Для сына же портного Ивана Хандошкина она с детства была таковой. «Природный русский», как его позже характеризовали современники, он в юные годы «охотился всегда к скрипке…». Благодаря своему таланту и упорнейшему труду он попадает сначала в обучение к итальянскому скрипачу Тито Порто, практиковавшему в России, а затем, пятнадцати лет от роду, в 1762 году — в придворный оркестр. Не прошло и нескольких лет, как он получает звание капельмейстера и первого камер-музыканта.
Начинается то двадцатилетие в жизни даровитого скрипача, в течение которого его имя становится ошеломительно популярным и даже нарицательным. Хандошкин, или Антошкин — так его еще называли, — начинает свою интенсивную концертную деятельность. Его приглашают преподавать в музыкальных классах Академии художеств, той самой Академии художеств, где в это время учится будущий гениальный композитор Евстигней Фомин. Кто знает, может, именно муза Хандошкина отвлекла одаренного Фомина от карьеры архитектора и живописца, и вопреки настояниям преподавателей он стал позднее музыкантом…
Иван Евстафьевич обучает также и воспитанников театральной школы при известном «Вольном театре» К. Книппера. Но главным его поприщем являются, конечно же, публичные выступления. Они приносят ему те несравненные звания, которыми наделяет его восторженная публика: «сильный скрипач», «искуснейший музыкант», «первоклассный скрипач-виртуоз», «замечательный виртуоз на скрипке и плодовитый композитор» и т. д. и т. п. Объявления в газетах регулярно оповещали о его сольных концертах.

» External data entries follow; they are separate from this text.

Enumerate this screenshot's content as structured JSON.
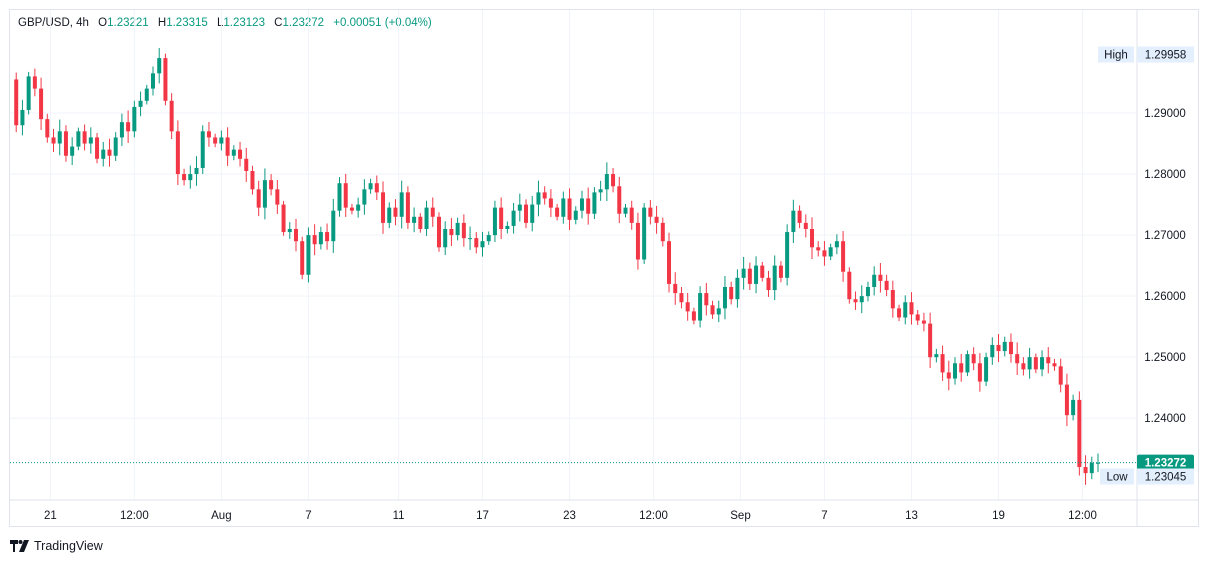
{
  "legend": {
    "symbol": "GBP/USD, 4h",
    "open_label": "O",
    "open": "1.23221",
    "high_label": "H",
    "high": "1.23315",
    "low_label": "L",
    "low": "1.23123",
    "close_label": "C",
    "close": "1.23272",
    "change": "+0.00051 (+0.04%)"
  },
  "colors": {
    "up": "#089981",
    "down": "#f23645",
    "grid": "#f0f3fa",
    "axis_text": "#131722",
    "badge_bg": "#e3effd",
    "price_line": "#089981"
  },
  "footer": {
    "brand": "TradingView"
  },
  "chart_data": {
    "type": "candlestick",
    "title": "",
    "xlabel": "",
    "ylabel": "",
    "ylim": [
      1.2266,
      1.3036
    ],
    "y_ticks": [
      "1.29000",
      "1.28000",
      "1.27000",
      "1.26000",
      "1.25000",
      "1.24000"
    ],
    "x_ticks": [
      "21",
      "12:00",
      "Aug",
      "7",
      "11",
      "17",
      "23",
      "12:00",
      "Sep",
      "7",
      "13",
      "19",
      "12:00"
    ],
    "x_tick_slots": [
      6.5,
      20,
      34,
      48,
      62.5,
      76,
      90,
      103.5,
      117.5,
      131,
      145,
      159,
      172.5
    ],
    "slot_count": 176,
    "grid": true,
    "high_marker": {
      "label": "High",
      "value": "1.29958"
    },
    "low_marker": {
      "label": "Low",
      "value": "1.23045"
    },
    "last_price": "1.23272",
    "closes": [
      1.2955,
      1.288,
      1.2905,
      1.296,
      1.294,
      1.289,
      1.286,
      1.285,
      1.287,
      1.283,
      1.2845,
      1.287,
      1.285,
      1.286,
      1.2825,
      1.284,
      1.283,
      1.286,
      1.2885,
      1.287,
      1.291,
      1.292,
      1.294,
      1.2965,
      1.299,
      1.292,
      1.287,
      1.28,
      1.279,
      1.28,
      1.281,
      1.287,
      1.286,
      1.285,
      1.286,
      1.283,
      1.284,
      1.2825,
      1.2805,
      1.2775,
      1.2745,
      1.279,
      1.2775,
      1.275,
      1.2705,
      1.271,
      1.269,
      1.2635,
      1.27,
      1.2685,
      1.2705,
      1.269,
      1.274,
      1.2785,
      1.2745,
      1.274,
      1.275,
      1.2775,
      1.2785,
      1.277,
      1.272,
      1.2745,
      1.273,
      1.277,
      1.272,
      1.273,
      1.271,
      1.2745,
      1.273,
      1.268,
      1.271,
      1.27,
      1.272,
      1.2695,
      1.2695,
      1.268,
      1.269,
      1.27,
      1.2745,
      1.271,
      1.2715,
      1.274,
      1.275,
      1.272,
      1.275,
      1.277,
      1.276,
      1.2745,
      1.273,
      1.276,
      1.2725,
      1.274,
      1.276,
      1.2735,
      1.277,
      1.2775,
      1.28,
      1.278,
      1.2735,
      1.2745,
      1.272,
      1.266,
      1.2745,
      1.273,
      1.272,
      1.269,
      1.262,
      1.2605,
      1.259,
      1.2575,
      1.256,
      1.2605,
      1.2585,
      1.257,
      1.258,
      1.2615,
      1.2595,
      1.263,
      1.2645,
      1.262,
      1.265,
      1.263,
      1.261,
      1.265,
      1.263,
      1.2705,
      1.274,
      1.272,
      1.271,
      1.268,
      1.2675,
      1.2665,
      1.268,
      1.269,
      1.264,
      1.2595,
      1.259,
      1.26,
      1.2615,
      1.2635,
      1.2625,
      1.261,
      1.258,
      1.2565,
      1.259,
      1.257,
      1.256,
      1.2555,
      1.25,
      1.2505,
      1.2475,
      1.2465,
      1.249,
      1.2475,
      1.2505,
      1.249,
      1.246,
      1.25,
      1.252,
      1.251,
      1.2525,
      1.2505,
      1.249,
      1.248,
      1.25,
      1.248,
      1.25,
      1.249,
      1.2485,
      1.2455,
      1.2405,
      1.243,
      1.232,
      1.231,
      1.2327,
      1.2327
    ]
  }
}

Так, «Санкт-Петербургские ведомости» в 1780 году сообщали о предстоящем музыкальном вечере следующее: «г. Хандошкин играть будет соло на расстроенной скрипице». Опять упоминание о расстроенной скрипке! Да, да, о той самой хандошкинской скрипке «на разладе». Что сие значит? Неужели прославленному мастеру не везло так же, как в ближайшем будущем не будет везти Никколо Паганини — у того, как мы помним, бывало, на концертах рвались струны? Неужели ему приходилось исполнять сложнейшие пьесы на расстроенном инструменте? Вполне вероятно. Но почему же сам скрипач в объявлении сообщает о факте расстройства заранее? На это недавно обратили внимание исследователи творчества Хандошкина. Нам кажется, что на одном из важных и представительных концертов с Иваном Евстафьевичем мог произойти такой случай — спустились струны, может быть, не все, а одна-две. Искушенная публика, конечно же, могла заметить нарушение строя. Но мастерство виртуоза предотвратило срыв, что, естественно, многократно возвысило гений исполнителя в глазах его почитателей. В дальнейшем, наверное, Хандошкин уже специально настраивает скрипку по-своему, повторяет трудные пассажи, используя «разлад» для демонстрации своего мастерства. Обычный настрой четырех струн скрипки — квинтовый. Начиная с нижней струны настрой идет так: соль малой октавы, и вверх — ре, ля первой и ми второй октавы. Хандош-кин мог нарочно нарушить этот строй и перевести его, скажем, в квартовый или по терциям, наконец, перестроить одну-две струны, а остальные оставить по-прежнему. Что происходило в результате? Особенного ничего. Но чуть-чуть менялся тембр скрипки, появлялись новые аккордовые сочетания, созвучия, которые, воспроизведенные быстрыми пальцами мастера, рождали необыкновенные мелодии. Это то самое «чуть-чуть», которое отделяет просто одаренную вещь от гениальной. Настрой своей скрипки музыкант держал, по-видимому, в секрете. Как жаль, что мы никогда не сможем услышать «расстроенную скрипицу» Хандошкина…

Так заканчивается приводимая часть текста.